I establish a daily routines at home at the start of the school year to help her adjust. I create a checklist to help my child get organized and stay on schedule.  I think it helps ease anxiety with rushing to get out the door.  I plan on having a laminated checklist that hangs on the refrigerator and reads Make your bed.  Eat breakfast. Get dressed. Brush teeth. Get backpack. She will check off each item before she heads out the door. This will help her feel in charge and make her feel that getting ready is her responsibility. For the afternoon, I plan on scheduling a routine for homework, snacks, and extracurricular activities. My sister has a great idea of always having my child help create the schedule as a way to get her to buy into it.

2) Establish Fun Traditions

If your excited for school to begin, your kids will follow your lead. Maybe do something fun every year that can help ring in the new school year and it can become your family tradition. My daughter likes to dine at a fancy restaurant the night before the first day of school. We sit around and talk about what she looks forward to and what her concerns are for the upcoming year. We also always take a picture of her with her new backpack at the front steps before she heads out on her first day. The whole backpack buying is also a big deal for her. I make sure she picks something she loves and we prepare all her school supplies and label things together.

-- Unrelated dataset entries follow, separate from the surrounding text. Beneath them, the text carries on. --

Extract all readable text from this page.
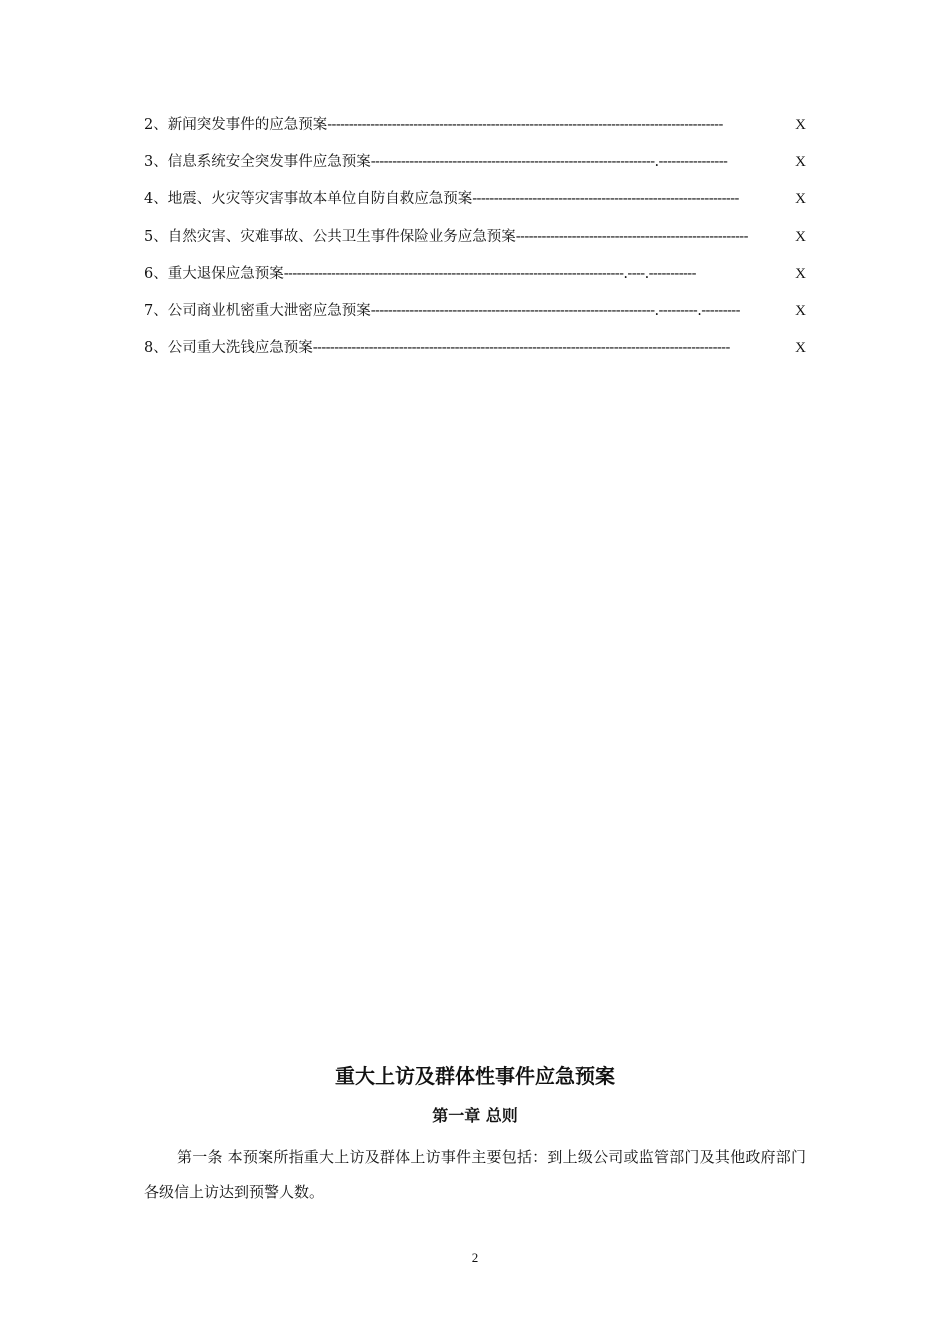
2、新闻突发事件的应急预案 --------------------------------------------------------------------------------------------	X
3、信息系统安全突发事件应急预案 ------------------------------------------------------------------.----------------	X
4、地震、火灾等灾害事故本单位自防自救应急预案 --------------------------------------------------------------	X
5、自然灾害、灾难事故、公共卫生事件保险业务应急预案 ------------------------------------------------------	X
6、重大退保应急预案 -------------------------------------------------------------------------------.----.-----------	X
7、公司商业机密重大泄密应急预案 ------------------------------------------------------------------.---------.---------	X
8、公司重大洗钱应急预案 -------------------------------------------------------------------------------------------------	X
重大上访及群体性事件应急预案
第一章 总则
第一条 本预案所指重大上访及群体上访事件主要包括：到上级公司或监管部门及其他政府部门各级信上访达到预警人数。
2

Once school starts, I try to follow my child’s lead. She tends to keep a lot of things to herself and doesn’t like me to question her too much.   Of course, I want to know every detail of her day but I don’t push her. I let her relax and then talk later. Sometimes she tells me bits and pieces of her day. Sometimes she doesn’t share much at all.  Either way, it’s fine, as long as she seems calm and somewhat happy, I assume the start of the school is going well.

One of the most precious gifts we can give our children is our confidence that they will find their way. And they will.

I hope your children have a great start to their school year!